Sou de opinião que os quatro anos de (des)governo de Donald Trump nos EUA representam tudo aquilo que eu rejeito: protecção dos mais ricos em detrimento dos mais desfavorecidos, um sistema de bónus e desregulamentação de grandes empresas, rejeição da ciência, racismo, misoginia, desonestidade, e uma longa lista de outras coisas que se posicionam algures num espectro que vai de ‘desacordo político’ a ‘absolutamente desprezível’. Tudo isto, e o facto de que tentar falar com Trump é mais difícil do que falar com uma criança de quatro anos a fazer birra: não há lógica nem argumento que resista, nem paciência que aguente. Estou, assim, esperançosa que a agora aparente possível vitória de Biden se concretize, por muito que tenha também com ele os meus desacordos políticos.

Mas uma vitória de Biden nestas eleições não é uma vitória. E não é um ponto final num pesadelo – pelo contrário. Em primeiro lugar, Trump já deixou claro que não vai sair do caminho tão facilmente: ele não gosta de perder e já começou os seus movimentos para refutar os resultados caso seja derrotado. De acordo com a lei dos EUA, Trump não tem de conceder oficialmente a vitória a Biden para ela ser válida, mas se sabemos alguma coisa deste presidente é que ele tem gosto em bater o pé. E que tem as suas milícias em ‘standby’. Não temos de recuar muito na história, nem procurar muito por exemplos de líderes que, rejeitando a sua derrota eleitoral, se recusam a abandonar o poder e iniciam períodos de extrema instabilidade política e social, e até de violência e guerra civil. Esperemos que este não seja o futuro próximo dos EUA, mas não esqueçamos que a possibilidade não é tão remota assim.
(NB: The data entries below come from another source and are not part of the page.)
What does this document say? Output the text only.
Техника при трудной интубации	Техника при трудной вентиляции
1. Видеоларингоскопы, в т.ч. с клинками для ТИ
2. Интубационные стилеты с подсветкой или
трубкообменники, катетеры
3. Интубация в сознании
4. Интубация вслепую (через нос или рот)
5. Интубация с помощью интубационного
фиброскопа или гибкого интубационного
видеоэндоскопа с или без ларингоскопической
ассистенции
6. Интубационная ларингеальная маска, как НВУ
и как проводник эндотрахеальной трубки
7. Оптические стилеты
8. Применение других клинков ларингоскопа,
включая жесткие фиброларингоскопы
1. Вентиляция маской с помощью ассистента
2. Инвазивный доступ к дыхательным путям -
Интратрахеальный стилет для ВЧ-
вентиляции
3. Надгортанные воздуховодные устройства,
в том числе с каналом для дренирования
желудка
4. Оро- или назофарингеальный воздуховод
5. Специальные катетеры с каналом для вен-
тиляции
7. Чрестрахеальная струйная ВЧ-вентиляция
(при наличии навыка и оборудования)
Em segundo lugar: se ontem eu tinha medo da reeleição de Trump, hoje eu tenho medo que a eleição de Biden nos dê uma falsa sensação de missão cumprida que nos distraia, como distraiu a eleição de Obama. ‘Vencemos o racismo’, pensámos – e estávamos errados. A (possível) vitória de Biden, que será por uma nesga, deixa a nu a verdade: cerca de metade da população dos EUA concorda com os valores do actual presidente. Precisamos urgentemente – nos EUA e no Mundo – de encontrar formas de voltar a falar uns com os outros. Precisamos voltar a encontrar aquele sítio sagrado onde nos voltamos a unir enquanto seres humanos. Precisamos desesperadamente de encontrar fóruns de debate, espaços de conversa, arenas de discussão produtiva, de trabalho. Precisamos voltar a encontrar-nos uns aos outros. Não podemos sair desta eleição tirada a ferros gritando ‘toma!’ para o outro lado, rindo na cara uns dos outros, tribalizando a política e as interacções entre as pessoas. Se for ganha, esta batalha é apenas o início de anos, talvez décadas, de árduo trabalho. Não podemos dar-nos ao luxo de nos retirarmos, baixar a guarda, limpar as mãos, decidir que está feito. Não está. Por todo o Mundo se perdem, hoje, direitos que achávamos conquistados e garantidos. A própria democracia desvanece-se-nos por entre os dedos. Não estamos em tempo de festejo: estamos em tempo de vigília, e de luta. Onwards.